Before Brexit, before the election of Donald Trump, the crisis of globalisation, global liberalism and capitalism had found expression in Greece. In January 2015, Alexis Tsipras, leader of the radical-left Syriza, rode a popular wave against the austerity measures imposed on Athens by the European Union, oligarchs and income inequality, to become president. In 2019, as Greece has emerged from the crisis — but with unemployment (18 per cent) and inequality still at record highs — the shoe is on the other foot. Kyriakos Mitsotakis and his centre-right New Democracy have won about 40 per cent of the vote, far ahead of Syriza.
Five years ago, Syriza promised that “hope is coming”. But like other radical movements without an ideology of state and roadmap for government, it was unable to govern according to the principles it campaigned on. Once president, Tsipras gave sops to oligarchs, withdrew even more welfare programmes and came across as anti-immigrant and anti-poor with measures like the eviction of families unable to repay loans and his refusal to intervene after reports of inhuman conditions at refugee camps surfaced. In essence, as the movement against the establishment became the establishment, it mimicked, even outdid, its predecessor.

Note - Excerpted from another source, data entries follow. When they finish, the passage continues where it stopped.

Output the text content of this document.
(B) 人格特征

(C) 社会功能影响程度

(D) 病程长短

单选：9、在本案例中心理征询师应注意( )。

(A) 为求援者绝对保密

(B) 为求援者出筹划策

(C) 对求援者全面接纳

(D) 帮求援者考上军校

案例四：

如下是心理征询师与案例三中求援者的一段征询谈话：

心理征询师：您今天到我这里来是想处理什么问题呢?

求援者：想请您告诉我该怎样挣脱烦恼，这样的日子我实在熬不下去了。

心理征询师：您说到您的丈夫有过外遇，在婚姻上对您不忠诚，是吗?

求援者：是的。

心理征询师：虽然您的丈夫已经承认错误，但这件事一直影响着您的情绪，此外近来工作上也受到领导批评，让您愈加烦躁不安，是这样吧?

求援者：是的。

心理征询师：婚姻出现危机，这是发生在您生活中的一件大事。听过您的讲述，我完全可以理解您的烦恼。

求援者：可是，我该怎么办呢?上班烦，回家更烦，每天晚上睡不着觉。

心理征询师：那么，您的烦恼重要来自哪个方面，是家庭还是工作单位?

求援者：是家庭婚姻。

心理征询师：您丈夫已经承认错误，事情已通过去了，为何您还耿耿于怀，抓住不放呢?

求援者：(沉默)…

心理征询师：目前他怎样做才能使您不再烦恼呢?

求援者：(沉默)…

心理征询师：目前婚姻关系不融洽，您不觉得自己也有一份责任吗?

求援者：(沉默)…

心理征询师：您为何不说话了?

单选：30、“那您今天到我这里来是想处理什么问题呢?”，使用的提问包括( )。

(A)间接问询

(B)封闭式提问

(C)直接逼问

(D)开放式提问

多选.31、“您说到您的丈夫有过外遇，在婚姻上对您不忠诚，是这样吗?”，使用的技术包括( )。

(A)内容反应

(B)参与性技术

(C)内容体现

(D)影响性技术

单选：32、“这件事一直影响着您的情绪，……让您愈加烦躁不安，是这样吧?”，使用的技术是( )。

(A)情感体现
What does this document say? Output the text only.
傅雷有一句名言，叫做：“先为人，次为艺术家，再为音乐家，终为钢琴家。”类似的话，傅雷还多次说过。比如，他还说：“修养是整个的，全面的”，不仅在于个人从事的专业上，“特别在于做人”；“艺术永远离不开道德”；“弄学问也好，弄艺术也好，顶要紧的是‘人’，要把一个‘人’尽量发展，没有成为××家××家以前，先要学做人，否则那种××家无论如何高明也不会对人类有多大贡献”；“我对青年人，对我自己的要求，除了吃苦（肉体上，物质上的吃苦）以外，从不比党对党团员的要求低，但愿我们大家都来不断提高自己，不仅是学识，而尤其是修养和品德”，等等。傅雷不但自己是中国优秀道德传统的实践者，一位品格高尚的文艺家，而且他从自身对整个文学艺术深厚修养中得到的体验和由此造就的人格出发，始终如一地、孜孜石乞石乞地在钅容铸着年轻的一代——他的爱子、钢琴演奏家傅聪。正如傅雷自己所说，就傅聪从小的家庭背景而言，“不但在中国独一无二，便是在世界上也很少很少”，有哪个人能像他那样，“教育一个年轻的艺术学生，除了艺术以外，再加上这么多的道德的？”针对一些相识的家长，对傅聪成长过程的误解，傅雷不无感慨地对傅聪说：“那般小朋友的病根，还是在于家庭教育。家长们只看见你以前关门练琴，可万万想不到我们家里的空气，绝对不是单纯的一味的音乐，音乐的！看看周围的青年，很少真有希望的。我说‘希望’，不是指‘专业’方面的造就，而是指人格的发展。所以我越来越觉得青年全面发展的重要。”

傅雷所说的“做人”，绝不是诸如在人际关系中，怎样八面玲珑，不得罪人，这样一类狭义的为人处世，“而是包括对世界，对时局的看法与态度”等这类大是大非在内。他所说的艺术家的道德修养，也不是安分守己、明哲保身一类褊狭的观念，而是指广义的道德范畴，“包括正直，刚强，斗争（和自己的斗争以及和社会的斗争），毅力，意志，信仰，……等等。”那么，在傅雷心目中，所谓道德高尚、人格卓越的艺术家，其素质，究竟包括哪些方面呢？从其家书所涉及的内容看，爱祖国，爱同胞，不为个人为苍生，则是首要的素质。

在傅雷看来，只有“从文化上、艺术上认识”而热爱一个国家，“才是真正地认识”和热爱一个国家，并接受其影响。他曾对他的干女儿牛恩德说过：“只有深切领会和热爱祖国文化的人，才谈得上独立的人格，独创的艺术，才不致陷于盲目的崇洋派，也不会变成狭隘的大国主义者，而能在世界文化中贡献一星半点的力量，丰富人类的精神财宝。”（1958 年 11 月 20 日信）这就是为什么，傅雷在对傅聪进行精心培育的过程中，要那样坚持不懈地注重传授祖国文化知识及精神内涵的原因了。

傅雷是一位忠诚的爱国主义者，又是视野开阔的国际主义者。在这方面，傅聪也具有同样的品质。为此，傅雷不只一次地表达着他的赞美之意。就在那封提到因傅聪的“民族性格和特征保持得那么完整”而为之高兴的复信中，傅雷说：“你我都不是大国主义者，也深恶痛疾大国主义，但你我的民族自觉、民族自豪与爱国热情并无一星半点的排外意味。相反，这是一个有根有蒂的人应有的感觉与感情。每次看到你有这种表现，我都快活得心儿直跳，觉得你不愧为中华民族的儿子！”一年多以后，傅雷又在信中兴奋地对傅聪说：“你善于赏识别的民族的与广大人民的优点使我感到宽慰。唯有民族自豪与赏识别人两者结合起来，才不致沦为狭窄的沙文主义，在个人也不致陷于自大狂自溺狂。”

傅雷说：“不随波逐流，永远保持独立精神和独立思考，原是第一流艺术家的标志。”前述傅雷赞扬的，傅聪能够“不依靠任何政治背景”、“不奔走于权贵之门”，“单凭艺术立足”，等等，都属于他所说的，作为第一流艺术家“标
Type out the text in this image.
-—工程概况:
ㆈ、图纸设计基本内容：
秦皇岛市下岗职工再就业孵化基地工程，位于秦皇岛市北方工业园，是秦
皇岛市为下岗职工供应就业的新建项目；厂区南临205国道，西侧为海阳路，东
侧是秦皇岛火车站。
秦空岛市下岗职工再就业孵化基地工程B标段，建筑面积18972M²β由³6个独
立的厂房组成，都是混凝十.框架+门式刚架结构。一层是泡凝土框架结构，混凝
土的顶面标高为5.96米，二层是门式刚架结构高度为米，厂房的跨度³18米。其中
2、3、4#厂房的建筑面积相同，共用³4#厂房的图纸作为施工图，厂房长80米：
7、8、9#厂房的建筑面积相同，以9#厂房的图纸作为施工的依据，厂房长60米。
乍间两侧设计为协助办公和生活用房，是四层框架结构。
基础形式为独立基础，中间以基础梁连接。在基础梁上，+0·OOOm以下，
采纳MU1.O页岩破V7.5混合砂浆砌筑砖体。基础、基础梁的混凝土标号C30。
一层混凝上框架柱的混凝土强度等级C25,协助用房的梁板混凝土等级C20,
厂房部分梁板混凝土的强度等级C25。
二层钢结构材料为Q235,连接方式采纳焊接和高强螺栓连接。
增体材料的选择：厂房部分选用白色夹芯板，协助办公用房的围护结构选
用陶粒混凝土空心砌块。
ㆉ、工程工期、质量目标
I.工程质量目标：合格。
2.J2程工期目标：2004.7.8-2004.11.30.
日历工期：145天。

The fact remains that political movements that take to the streets often articulate the entrenched shortcomings of systems of state and governance. But the task of actually governing cannot be achieved just by the charisma of a leader and the promise of “hope” and “revolution”. In France, Emmanuel Macron has had to face this reality with the Yellow Jacket protests, which severely dented his image as the young, charismatic face of a liberal West. Closer home, the Aam Aadmi Party, which began as a protest against corruption and traditional ways of doing politics, has struggled with the art of political compromise, of working not on the street but quietly behind the scenes. Meanwhile, in Greece, the burden of “hope” is now back on the centre.